Courts in the US have defined obscenity only as a matter of last resort. The “Miller test” refers to patently offensive sexual conduct as among the ingredients as well as contemporary community standards. Furthermore, the work (taken as a whole) has to lack serious literary, artistic, political or scientific value. Pakistani courts have stressed community standards too without emphasizing the sexual conduct requirement. The bar here will be lower. In many cases Pakistani and Indian courts have followed standards laid down in the colonial era — standards that didn’t trust the capacity or ability of local communities to absorb unconventional modes of expression. But it is about time we move on from that. Katrina Kaif’s legs will not cause the collapse of this society. Many other things will and maybe our Honourable Supreme Court should pay attention to those. This country did not break up in two and its integrity is not threatened by female flesh.

Violent images without prior warning probably do more harm to susceptible viewers than female flesh. A case for a proper “ratings” mechanism is stronger than one for identifying obscenity. And no, the rating mechanism isn’t the apex court’s job either. It is up to us to exert pressure on PEMRA and the channels till they respond. We may not always get our way but that is democracy. Anyone who wants to escape “obscene” ads on TV can simply switch to religious channels during ads. I mean where does this stop? Will reproductive health advice be considered obscene too? There are people who want that. And they aren’t afraid of approaching the Supreme Court either.

What about a woman’s choice to wear a sleeveless shirt to a TV show? What if she wears an outfit that completely covers her body but shows off her curves? What about the hypocrisy of not applying the same standards to men? Is a shot of actor Abid Ali sitting on a charpoy in a vest smoking hookah in a dhoti obscene or not? And I hope no one thinks that the solution is to ban it all.

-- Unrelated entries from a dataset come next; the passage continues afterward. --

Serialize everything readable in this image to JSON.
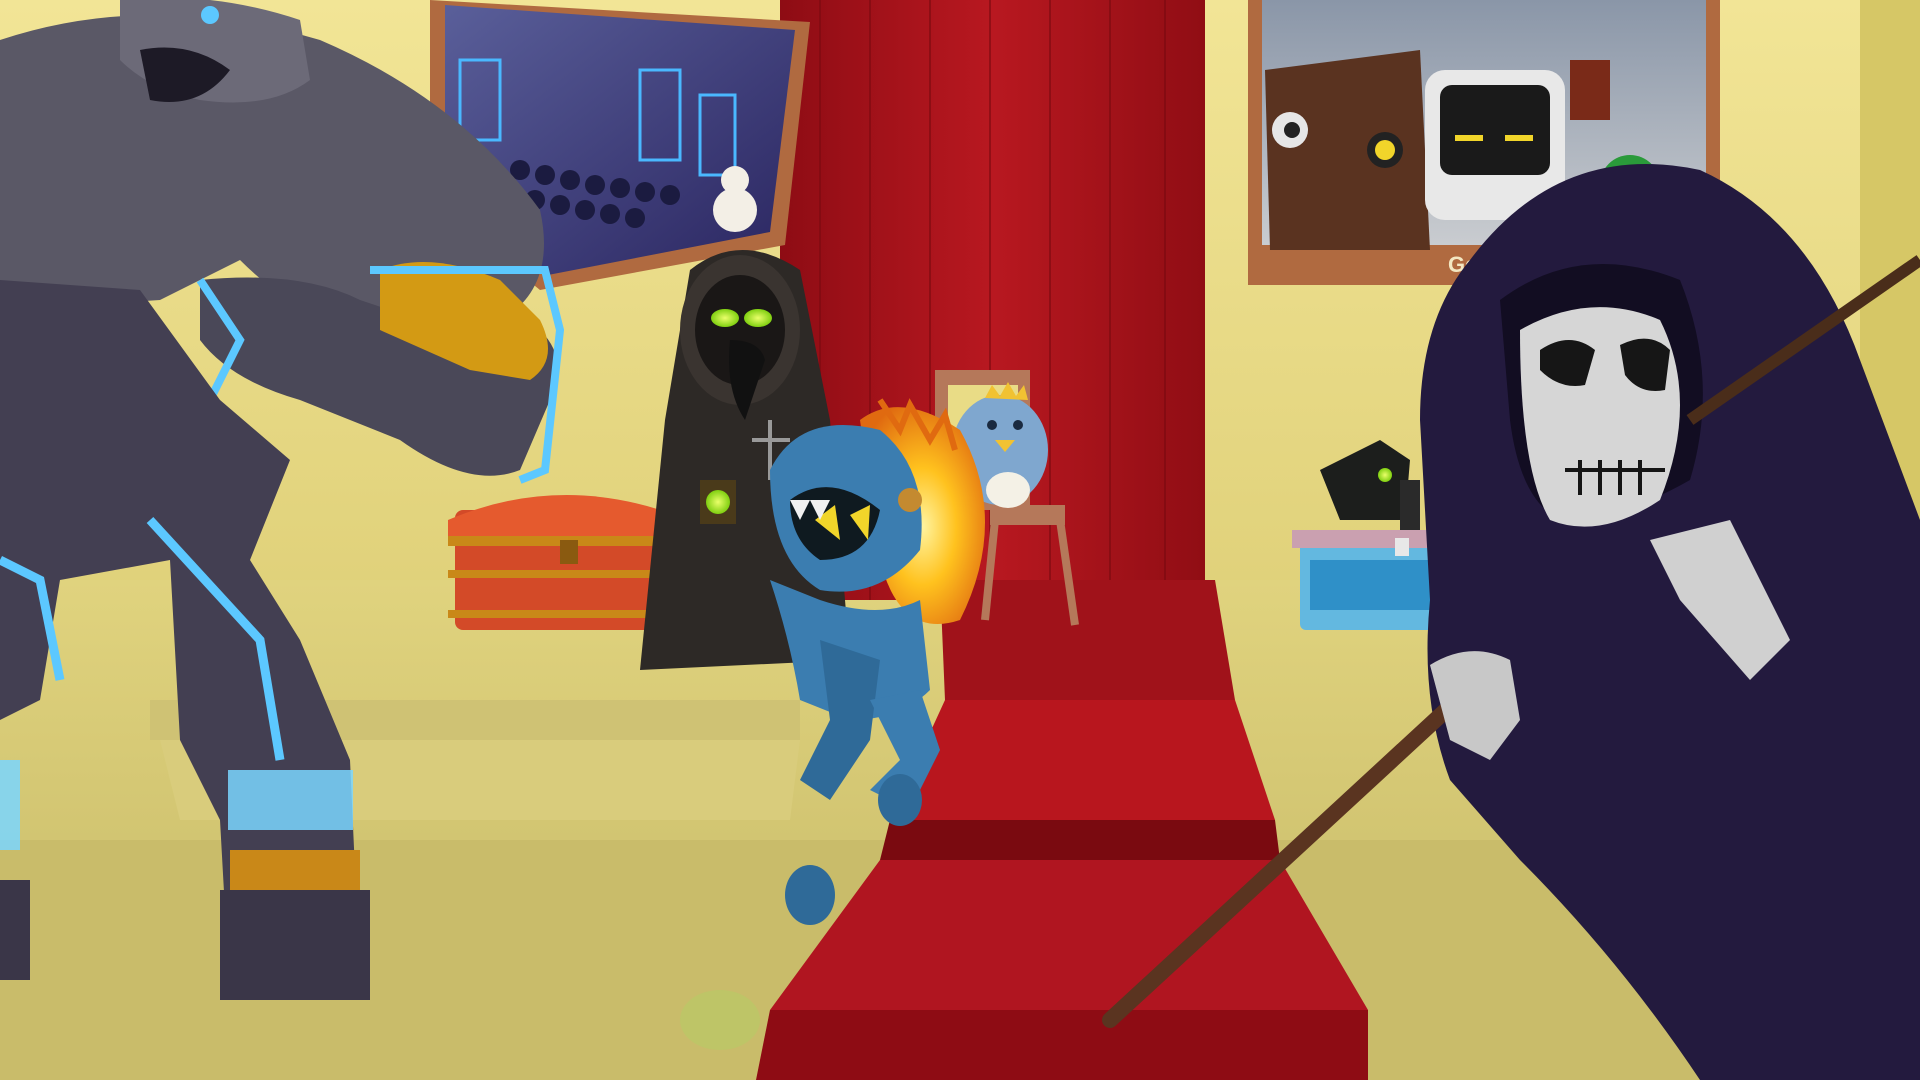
{
  "scene": {
    "description_hidden": "",
    "colors": {
      "wall": "#e9dc86",
      "wall_shadow": "#cdbf5e",
      "floor": "#d6c978",
      "carpet": "#b3121a",
      "carpet_dark": "#7a0a10",
      "golem_body": "#4c4a5a",
      "golem_glow": "#5cc8ff",
      "golem_gold": "#d39a14",
      "reaper_robe": "#231a3e",
      "skull": "#d8d8d8",
      "blue_creature": "#3d7fb0",
      "fire": "#ffb21f",
      "chest_red": "#d84a2a",
      "chest_blue": "#4aa8d8",
      "plague_robe": "#2a2624",
      "eye_green": "#b6ff2a"
    }
  },
  "painting_right": {
    "caption": "Gen I"
  },
  "icons": {
    "golem": "stone-golem-icon",
    "reaper": "grim-reaper-icon",
    "plague_doctor": "plague-doctor-icon",
    "creature": "blue-fire-creature-icon",
    "penguin": "penguin-king-icon"
  }
}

My point, I suppose, is that there are no easy and clear answers. But three gentlemen on a bench, no matter how learned, are not the best source of an answer. A better answer can and will come forward if you and I join in the conversation and make our views known. Those who don’t want to watch a Veet ad or a couple holding hands can simply change the channel. If a family isn’t comfortable watching something it has a simple choice — don’t watch it. The rest of the country doesn’t have to suffer. By entertaining such petitions, the Supreme Court is treading a dangerous path. If we don’t speak now, our voices might be gagged for good.